Une peine d’un an de prison requise contre l’ex-député Laurent Louis

L’avocat général Stéphane Lempereur a requis, lundi en fin d’après-midi, devant la cour d’appel de Bruxelles, une aggravation de peine à l’encontre de Laurent Louis.

L’ex-député fédéral est prévenu pour avoir tenu des propos négationnistes et antisémites en 2014. L’avocat général a requis une peine d’un an de prison à l’encontre du prévenu, contre une peine de six mois de prison avec sursis prononcée en première instance. La défense, Me Sébastien Courtoy, a quant à elle plaidé l’irrecevabilité des poursuites.

Le ministère public a estimé qu’il n’avait aucune bienveillance à témoigner à l’égard de Laurent Louis. Il a requis une peine d’un an de prison, avec sursis éventuel, contre une peine de six mois de prison avec sursis prononcée par le premier juge. Il a également requis l’amende pénale maximale, soit 5.000 euros, contre une amende de 3.000 euros prononcée en première instance.

« Monsieur Louis vient à minimiser la Shoah et à mettre en doute l’existence des chambres à gaz mais il se présente en victime. Il n’a fait des excuses devant votre cour que pour les besoins de la cause. Je pense que les faits sont particulièrement graves car monsieur Louis profite du climat actuel en Europe pour répandre ses idées extrémistes. Je ne pense pas que je dois rappeler à la cour l’Histoire et tout ce qu’il s’est passé lors de la montée au pouvoir d’Hitler« , s’est exprimé le procureur Stéphane Lempereur à l’attention des juges.

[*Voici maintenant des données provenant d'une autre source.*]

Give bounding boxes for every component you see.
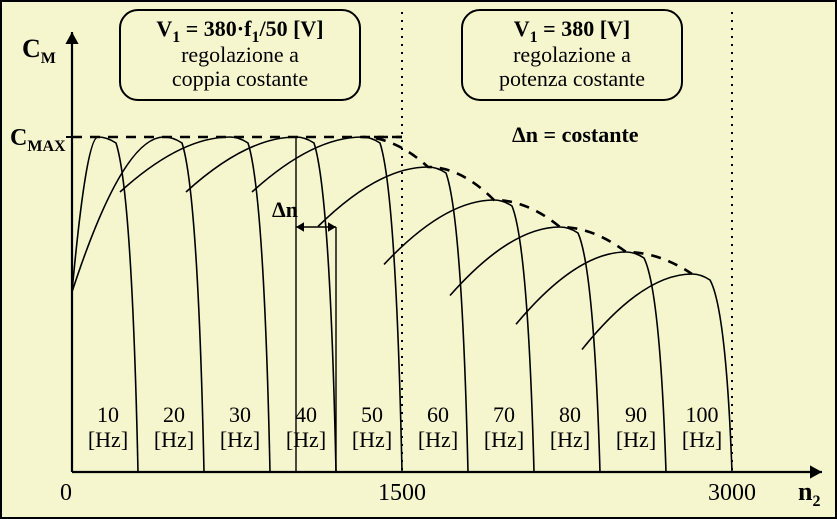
- svg-text:100: 100: [686, 402, 719, 427]
- svg-text:10: 10: [97, 402, 119, 427]
- svg-text:regolazione a: regolazione a: [181, 42, 299, 67]
- svg-text:[Hz]: [Hz]: [418, 427, 458, 452]
- svg-text:30: 30: [229, 402, 251, 427]
- svg-text:Δn: Δn: [272, 197, 298, 222]
- svg-text:3000: 3000: [708, 480, 756, 506]
- svg-text:Δn = costante: Δn = costante: [512, 122, 639, 147]
- svg-text:50: 50: [361, 402, 383, 427]
- chart-svg: ΔnΔn = costante10[Hz]20[Hz]30[Hz]40[Hz]5…: [2, 2, 835, 517]
- svg-text:[Hz]: [Hz]: [88, 427, 128, 452]
- svg-text:[Hz]: [Hz]: [154, 427, 194, 452]
- svg-text:coppia costante: coppia costante: [172, 66, 308, 91]
- svg-text:20: 20: [163, 402, 185, 427]
- svg-text:[Hz]: [Hz]: [352, 427, 392, 452]
- svg-text:[Hz]: [Hz]: [220, 427, 260, 452]
- svg-text:80: 80: [559, 402, 581, 427]
- svg-text:0: 0: [60, 480, 72, 506]
- svg-text:[Hz]: [Hz]: [286, 427, 326, 452]
- svg-text:[Hz]: [Hz]: [616, 427, 656, 452]
- svg-text:[Hz]: [Hz]: [484, 427, 524, 452]
- svg-text:1500: 1500: [378, 480, 426, 506]
- svg-text:regolazione a: regolazione a: [513, 42, 631, 67]
- svg-text:[Hz]: [Hz]: [682, 427, 722, 452]
- motor-torque-speed-chart: ΔnΔn = costante10[Hz]20[Hz]30[Hz]40[Hz]5…: [0, 0, 837, 519]
- svg-text:potenza costante: potenza costante: [499, 66, 645, 91]
- svg-text:70: 70: [493, 402, 515, 427]
- svg-text:90: 90: [625, 402, 647, 427]
- svg-text:[Hz]: [Hz]: [550, 427, 590, 452]
- svg-text:60: 60: [427, 402, 449, 427]
- svg-text:40: 40: [295, 402, 317, 427]
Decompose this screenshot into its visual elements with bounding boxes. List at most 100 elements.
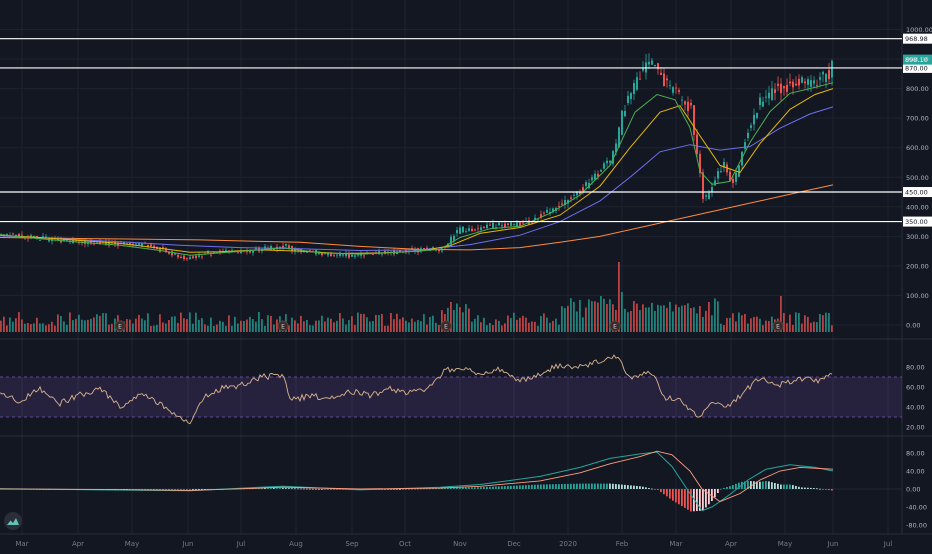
volume-bar (105, 313, 107, 332)
macd-histogram-bar (696, 489, 698, 512)
volume-bar (663, 305, 665, 332)
candle-body (39, 240, 41, 241)
candle-body (783, 86, 785, 89)
candle-body (354, 255, 356, 257)
volume-bar (9, 317, 11, 332)
volume-bar (399, 319, 401, 332)
volume-bar (759, 318, 761, 332)
volume-bar (624, 308, 626, 332)
volume-bar (555, 318, 557, 332)
volume-bar (549, 322, 551, 332)
volume-bar (156, 324, 158, 332)
level-label-box (903, 62, 932, 73)
volume-bar (618, 262, 620, 332)
volume-bar (486, 325, 488, 332)
macd-histogram-bar (825, 489, 827, 490)
macd-histogram-bar (198, 489, 200, 490)
volume-bar (189, 312, 191, 332)
candle-body (339, 252, 341, 256)
volume-bar (645, 307, 647, 332)
candle-body (336, 254, 338, 256)
candle-body (426, 247, 428, 249)
candle-body (798, 78, 800, 86)
volume-bar (591, 301, 593, 332)
candle-body (618, 127, 620, 148)
macd-histogram-bar (657, 489, 659, 490)
macd-histogram-bar (453, 487, 455, 489)
candle-body (381, 253, 383, 255)
volume-bar (15, 318, 17, 332)
candle-body (306, 251, 308, 253)
macd-histogram-bar (654, 489, 656, 490)
macd-histogram-bar (555, 484, 557, 489)
candle-body (285, 244, 287, 246)
volume-bar (141, 318, 143, 332)
candle-body (702, 172, 704, 199)
macd-histogram-bar (474, 487, 476, 489)
macd-histogram-bar (324, 489, 326, 490)
candle-body (573, 194, 575, 196)
volume-bar (564, 308, 566, 332)
macd-histogram-bar (738, 482, 740, 489)
candle-body (669, 85, 671, 86)
macd-histogram-bar (717, 489, 719, 493)
candle-body (756, 112, 758, 118)
candle-body (210, 254, 212, 256)
volume-bar (249, 316, 251, 332)
macd-histogram-bar (546, 484, 548, 489)
volume-bar (570, 298, 572, 332)
candle-body (45, 236, 47, 238)
volume-bar (711, 315, 713, 332)
earnings-marker (772, 320, 784, 332)
macd-histogram-bar (489, 486, 491, 489)
macd-histogram-bar (204, 489, 206, 490)
level-label: 450.00 (905, 189, 928, 197)
macd-histogram-bar (276, 488, 278, 489)
tradingview-logo-icon[interactable] (4, 512, 22, 530)
candle-body (642, 68, 644, 71)
candle-body (624, 110, 626, 117)
volume-bar (99, 315, 101, 332)
volume-bar (810, 322, 812, 332)
candle-body (513, 224, 515, 225)
macd-histogram-bar (639, 486, 641, 489)
volume-bar (315, 320, 317, 332)
candle-body (126, 243, 128, 245)
volume-bar (393, 319, 395, 332)
y-tick-label: 300.00 (906, 233, 929, 241)
volume-bar (51, 321, 53, 332)
volume-bar (651, 302, 653, 332)
volume-bar (69, 312, 71, 332)
volume-bar (348, 320, 350, 332)
candle-body (807, 79, 809, 85)
candle-body (96, 241, 98, 243)
candle-body (483, 226, 485, 228)
macd-histogram-bar (282, 488, 284, 489)
volume-bar (420, 321, 422, 332)
candle-body (546, 209, 548, 213)
volume-bar (396, 313, 398, 332)
candle-body (687, 101, 689, 112)
macd-histogram-bar (306, 488, 308, 490)
macd-histogram-bar (180, 489, 182, 490)
candle-body (162, 247, 164, 249)
volume-bar (828, 313, 830, 332)
candle-body (717, 171, 719, 179)
volume-bar (819, 313, 821, 332)
candle-body (465, 230, 467, 232)
candle-body (804, 81, 806, 84)
volume-bar (708, 302, 710, 332)
candle-body (195, 255, 197, 259)
candle-body (198, 255, 200, 257)
volume-bar (600, 296, 602, 332)
volume-bar (90, 318, 92, 332)
candle-body (519, 222, 521, 227)
candle-body (255, 248, 257, 250)
candle-body (648, 61, 650, 65)
macd-histogram-bar (471, 487, 473, 489)
volume-bar (300, 315, 302, 332)
volume-bar (453, 310, 455, 332)
volume-bar (720, 323, 722, 332)
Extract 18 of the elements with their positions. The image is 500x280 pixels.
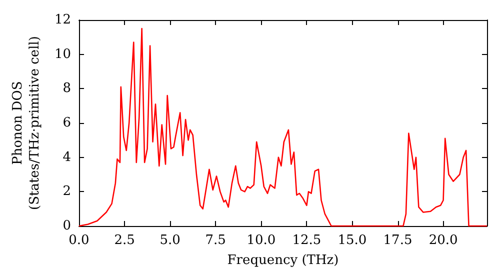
x-axis-title: Frequency (THz): [227, 252, 339, 268]
x-tick-label: 20.0: [428, 233, 458, 248]
y-tick-label: 10: [54, 46, 71, 62]
y-tick-label: 2: [62, 184, 71, 200]
y-axis-title: Phonon DOS (States/THz·primitive cell): [10, 36, 43, 210]
x-tick-label: 15.0: [338, 233, 367, 248]
y-tick-label: 6: [62, 116, 71, 130]
y-tick-label: 0: [62, 218, 71, 234]
x-tick-label: 5.0: [160, 233, 180, 248]
x-tick-label: 10.0: [246, 233, 276, 248]
y-tick-label: 12: [54, 12, 71, 28]
x-tick-label: 2.5: [114, 233, 135, 248]
y-tick-label: 8: [62, 81, 71, 96]
y-tick-label: 4: [62, 150, 71, 165]
x-tick-label: 7.5: [205, 233, 226, 248]
x-tick-label: 0.0: [68, 233, 90, 248]
x-tick-label: 17.5: [383, 233, 412, 248]
x-tick-label: 12.5: [292, 233, 322, 248]
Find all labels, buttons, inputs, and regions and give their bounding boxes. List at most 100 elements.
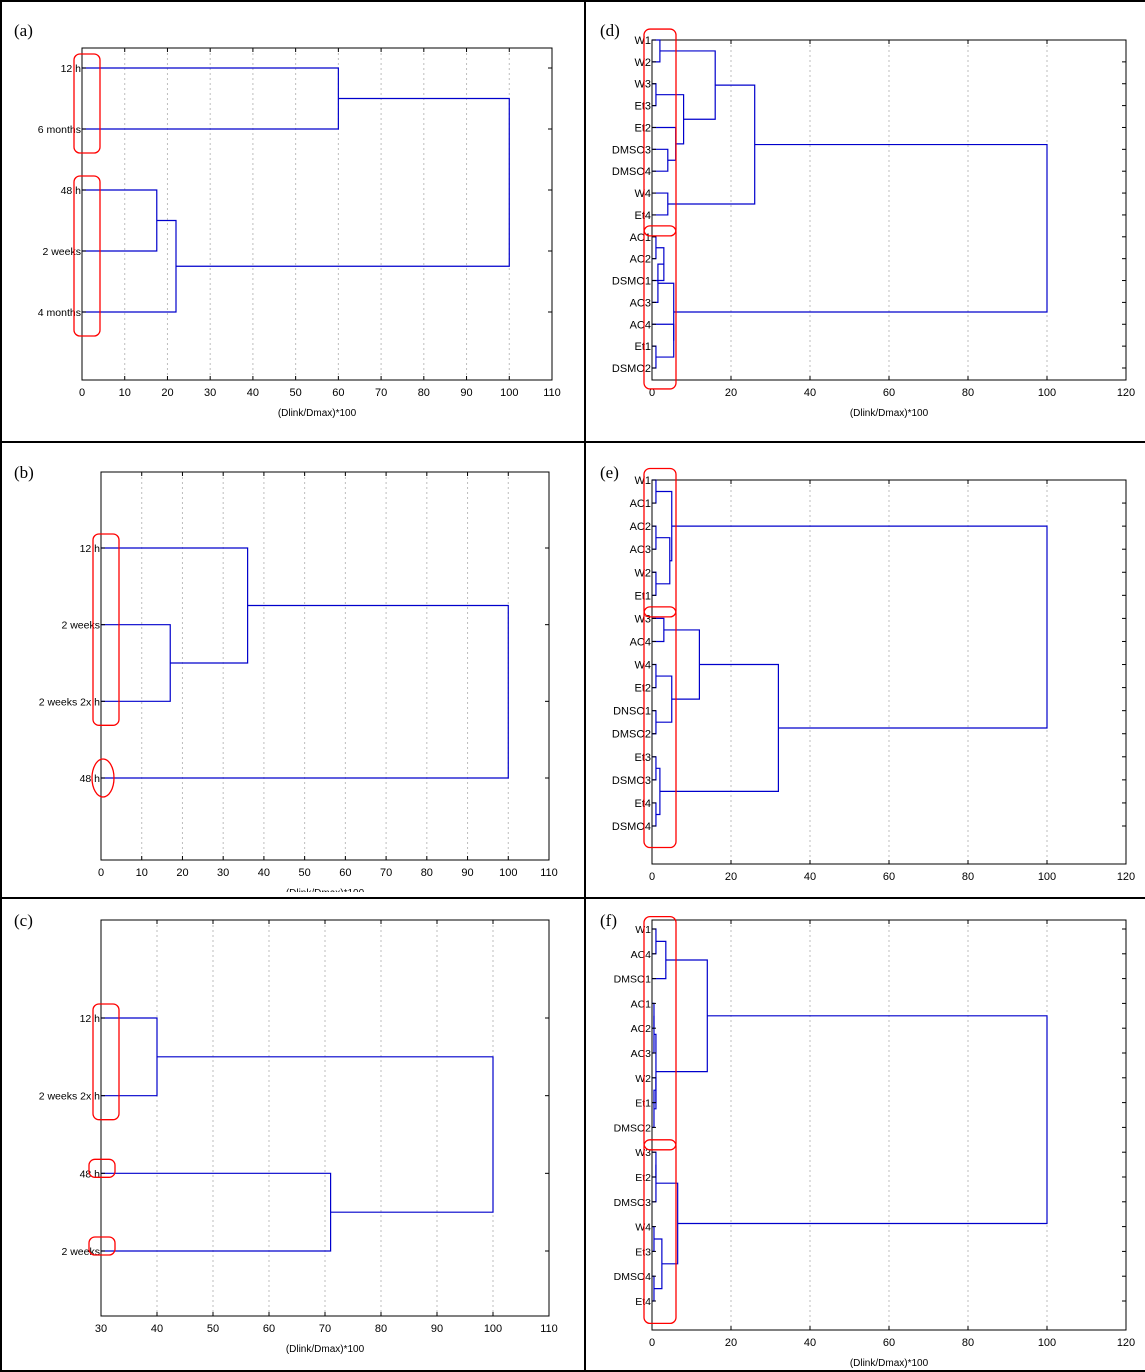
x-tick-label: 30 (217, 867, 229, 879)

Laurent Louis comparaît en justice pour avoir dit sur son blog, le 9 juin 2014: « Certes Jean-Marie Le Pen a dit que les chambres à gaz n’étaient qu’un détail de l’Histoire de la Seconde Guerre mondiale et cela peut choquer, mais en y réfléchissant un peu, est-ce si faux que cela? (…)« .

Laurent Louis avait ensuite été cité directement devant la justice par le Comité de coordination des organisations juives de Belgique (CCOJB), partie civile au procès. Le Centre interfédéral pour l’égalité des chances (Unia), le Centre d’action laïque et la Ligue internationale contre le racisme et l’antisémitisme (Licra) s’étaient également joints à l’action du CCOJB.

Lundi soir devant la cour d’appel, Me Sébastien Courtoy, conseil de Laurent Louis, a pris la parole pour la défense de son client. L’avocat a soulevé diverses questions de procédure qui rendent, selon lui, les citations des parties civiles irrecevables.

Sur le fond, Me Courtoy a affirmé que son client avait fait la déclaration mise en cause pour « faire le malin« .

« C’est un brave type qui a une psychopathologie. Un expert psychiatre avait d’ailleurs été désigné pour l’examiner. Mais c’est loin d’être un théoricien du négationnisme comme on essaie de le présenter du côté du ministère public et de la partie civile. Soyons sérieux, ce n’est pas lui qui va faire basculer la Belgique dans le fascisme, là où l’extrême droite est quasi inexistante« , a-t-il dit.

L’avocat a ainsi plaidé, à titre subsidiaire, la suspension probatoire du prononcé pendant cinq ans. Parmi les conditions, Me Courtoy a proposé que son client effectue un voyage à Auschwitz.

L’arrêt sera prononcé le 20 septembre prochain à 9h.